RFM Method - Monetary

# Revenue
# Create Revenue Column
data_clean['Revenue'] = data_clean['UnitPrice'] * data_clean['Quantity']


rfm_revenue = data_clean.groupby('CustomerID').Revenue.sum().reset_index()
rfm_user = pd.merge(rfm_user, rfm_revenue[['CustomerID', 'Revenue']], on='CustomerID')

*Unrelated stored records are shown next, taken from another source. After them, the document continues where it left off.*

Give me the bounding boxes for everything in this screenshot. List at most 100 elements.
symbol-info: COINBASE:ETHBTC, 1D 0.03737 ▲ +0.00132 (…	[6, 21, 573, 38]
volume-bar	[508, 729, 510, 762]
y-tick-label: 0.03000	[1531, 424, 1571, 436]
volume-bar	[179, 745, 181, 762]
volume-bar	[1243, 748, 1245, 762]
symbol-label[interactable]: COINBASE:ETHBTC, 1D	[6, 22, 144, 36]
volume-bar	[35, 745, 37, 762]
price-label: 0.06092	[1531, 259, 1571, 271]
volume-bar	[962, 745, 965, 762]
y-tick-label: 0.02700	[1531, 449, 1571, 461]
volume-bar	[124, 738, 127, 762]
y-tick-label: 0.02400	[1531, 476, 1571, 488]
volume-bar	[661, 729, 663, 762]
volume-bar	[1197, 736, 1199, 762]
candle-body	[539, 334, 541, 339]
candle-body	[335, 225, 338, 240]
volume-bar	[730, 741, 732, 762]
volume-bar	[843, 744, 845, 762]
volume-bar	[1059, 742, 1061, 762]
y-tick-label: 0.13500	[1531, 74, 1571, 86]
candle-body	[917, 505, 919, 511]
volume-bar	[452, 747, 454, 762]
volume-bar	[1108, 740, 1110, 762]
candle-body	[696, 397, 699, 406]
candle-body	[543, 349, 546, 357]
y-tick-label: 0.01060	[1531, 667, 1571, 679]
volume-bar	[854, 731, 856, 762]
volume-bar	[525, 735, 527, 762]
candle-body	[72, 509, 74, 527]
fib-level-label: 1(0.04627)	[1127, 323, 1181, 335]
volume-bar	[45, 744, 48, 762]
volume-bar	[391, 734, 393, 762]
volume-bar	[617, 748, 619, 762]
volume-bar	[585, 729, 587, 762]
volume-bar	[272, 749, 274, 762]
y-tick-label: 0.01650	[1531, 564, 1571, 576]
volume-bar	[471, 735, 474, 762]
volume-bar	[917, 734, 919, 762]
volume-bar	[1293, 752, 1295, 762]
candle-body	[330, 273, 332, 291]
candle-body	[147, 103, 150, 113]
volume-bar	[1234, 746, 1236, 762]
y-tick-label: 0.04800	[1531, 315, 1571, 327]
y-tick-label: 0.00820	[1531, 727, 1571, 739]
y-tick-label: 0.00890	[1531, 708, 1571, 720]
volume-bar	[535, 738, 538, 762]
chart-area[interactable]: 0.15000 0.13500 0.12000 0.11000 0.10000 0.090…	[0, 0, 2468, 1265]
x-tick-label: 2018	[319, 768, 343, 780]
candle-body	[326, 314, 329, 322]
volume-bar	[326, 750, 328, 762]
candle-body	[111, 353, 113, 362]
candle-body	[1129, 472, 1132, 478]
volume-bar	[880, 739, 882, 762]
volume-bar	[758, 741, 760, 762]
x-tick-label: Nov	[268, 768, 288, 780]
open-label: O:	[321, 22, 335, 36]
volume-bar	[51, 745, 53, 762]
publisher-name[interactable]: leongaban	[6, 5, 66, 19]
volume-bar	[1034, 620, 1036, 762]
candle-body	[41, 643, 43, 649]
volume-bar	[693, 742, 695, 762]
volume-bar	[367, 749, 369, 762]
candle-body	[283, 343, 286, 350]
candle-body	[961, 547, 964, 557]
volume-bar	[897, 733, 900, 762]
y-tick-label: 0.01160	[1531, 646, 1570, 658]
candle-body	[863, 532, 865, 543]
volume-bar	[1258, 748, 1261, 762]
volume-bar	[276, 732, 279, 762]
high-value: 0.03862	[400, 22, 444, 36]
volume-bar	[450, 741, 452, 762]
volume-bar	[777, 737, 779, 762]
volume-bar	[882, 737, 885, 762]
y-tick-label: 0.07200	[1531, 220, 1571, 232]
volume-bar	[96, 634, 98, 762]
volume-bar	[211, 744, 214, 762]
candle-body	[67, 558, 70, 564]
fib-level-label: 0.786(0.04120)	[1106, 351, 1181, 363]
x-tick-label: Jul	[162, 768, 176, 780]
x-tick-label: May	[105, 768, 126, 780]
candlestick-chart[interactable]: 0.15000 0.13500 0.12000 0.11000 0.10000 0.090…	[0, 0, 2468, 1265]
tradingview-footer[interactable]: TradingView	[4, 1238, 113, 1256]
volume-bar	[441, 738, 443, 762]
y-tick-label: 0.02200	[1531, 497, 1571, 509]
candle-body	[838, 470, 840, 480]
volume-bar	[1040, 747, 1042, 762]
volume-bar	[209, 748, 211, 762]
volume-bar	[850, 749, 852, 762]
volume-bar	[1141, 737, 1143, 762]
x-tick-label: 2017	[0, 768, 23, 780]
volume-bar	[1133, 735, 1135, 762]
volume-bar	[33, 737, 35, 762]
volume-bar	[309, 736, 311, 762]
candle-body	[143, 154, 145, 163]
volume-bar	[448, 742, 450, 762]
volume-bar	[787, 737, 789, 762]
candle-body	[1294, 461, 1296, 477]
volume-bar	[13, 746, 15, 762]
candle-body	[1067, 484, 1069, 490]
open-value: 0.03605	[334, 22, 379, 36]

# Jenks optimization or natural breaks
breaks = jenkspy.jenks_breaks(rfm_user['Revenue'], nb_class=4)
rfm_user['Revenue_Cluster'] = pd.cut(rfm_user['Revenue'], bins=breaks, labels=['class_1', 'class_2', 'class_3', 'class_4'], include_lowest=True)
rfm_user = order_cluster('Revenue_Cluster','Revenue',rfm_user,False)

# Visualization
data =  rfm_user.Revenue
plt.figure(figsize=(16,5))

plt.subplot(1,2,1)
sns.distplot(data, bins=30)
(mu, sigma) = norm.fit(data)
print( '\n mu = {:.2f} and sigma = {:.2f}\n'.format(mu, sigma))
plt.legend(['Normal dist. ($\mu=$ {:.2f} and $\sigma=$ {:.2f} )'.format(mu, sigma)],loc='best')
plt.ylabel('Frequency')
plt.title('Frequency Distribution (All Users)')

plt.subplot(1,2,2)
sns.boxplot(data)
plt.title('Frequency Boxplot (All Users)')
plt.show()

stats.skew(data)

rfm_user.groupby('Revenue_Cluster')['Revenue'].describe()
 mu = 1827.76 and sigma = 7936.05

count mean std min 25% 50% 75% max
Revenue_Cluster
0 3.0 232830.956667 42177.542186 185919.77 215436.3600 244952.950 256286.5500 267620.15
1 4.0 110415.265000 20565.272334 80676.46 104636.6875 118139.640 123918.2175 124705.32
2 33.0 35337.012727 13585.641527 18769.32 25079.6000 30722.530 49957.4800 60490.10
3 4286.0 1306.718804 1947.475884 -4287.63 287.4475 622.925 1504.5175 17588.26

Caculate RFM Score

import numpy as np
rfm_user['RFM_Score'] = rfm_user['Recency_Cluster']+rfm_user['Frequency_Cluster']+rfm_user['Revenue_Cluster']
rfm_user.groupby('RFM_Score').agg({'Recency': 'mean', 'Frequency': 'mean', 'Revenue': 'mean'})
Recency Frequency Revenue
RFM_Score
4 3.500000 3775.000000 196162.735000
5 66.888889 2231.777778 83110.871111
6 293.765683 44.636531 1030.785775
7 167.531557 76.617111 1546.853844
8 58.872645 126.197438 2195.281365
9 19.113676 64.904212 1264.753480

Customer Segments - Best, Engaged, Not Engaged

# rfm_user['Segment'] = rfm_user['Segment'].astype(str)
rfm_user['Segment'] = 'Not-Engaged'
rfm_user.loc[rfm_user['RFM_Score'] > 6,'Segment'] = 'Engaged' 
rfm_user.loc[rfm_user['RFM_Score'] > 7,'Segment'] = 'Best' 

#creating new cluster dataframe
ltv_cluster = rfm_user.copy()
seg = ltv_cluster.groupby('Segment')['Revenue'].describe().reset_index()
seg = seg.iloc[:,[0,1,2]]
seg.columns = ['Segment', 'Customers', 'Revenue(avg)']
seg['Segments'] = pd.Series(['Best', 'Engaged', 'Not Engaged'])
segments = seg[['Segments', 'Customers', 'Revenue(avg)']]
segments
Segments Customers Revenue(avg)
0 Best 3060.0 1668.286325
1 Engaged 713.0 1546.853844
2 Not Engaged 553.0 3072.349367

Data Visualization

# Exclude CustomerID with Extreme-High Frequency Purchase records / Bot Traffic
rfm_user = rfm_user[rfm_user['Frequency']<2000]
plot = rfm_user.copy()

# Exclude Return Orders 
plot.loc[plot['Revenue'] < 0, 'Revenue'] = 0


# 2D Visualization
sns.set(style="white")
sns.relplot(x="Recency", y="Frequency", hue="Segment", size="Revenue",sizes=(40, 400), alpha=.5, palette="muted",height=6, aspect=2, data=plot)
sns.despine(left=True, bottom=True);

Conclusion:

From the scatter plot above, the size of the dots indicate how much people spend on-line shopping within the platform. In general, we can see most of our customers which belong to best group purchased on-line within 150 days with frequency lower than 1000 times. Not-engaged customers only had purchase record more than 250 days.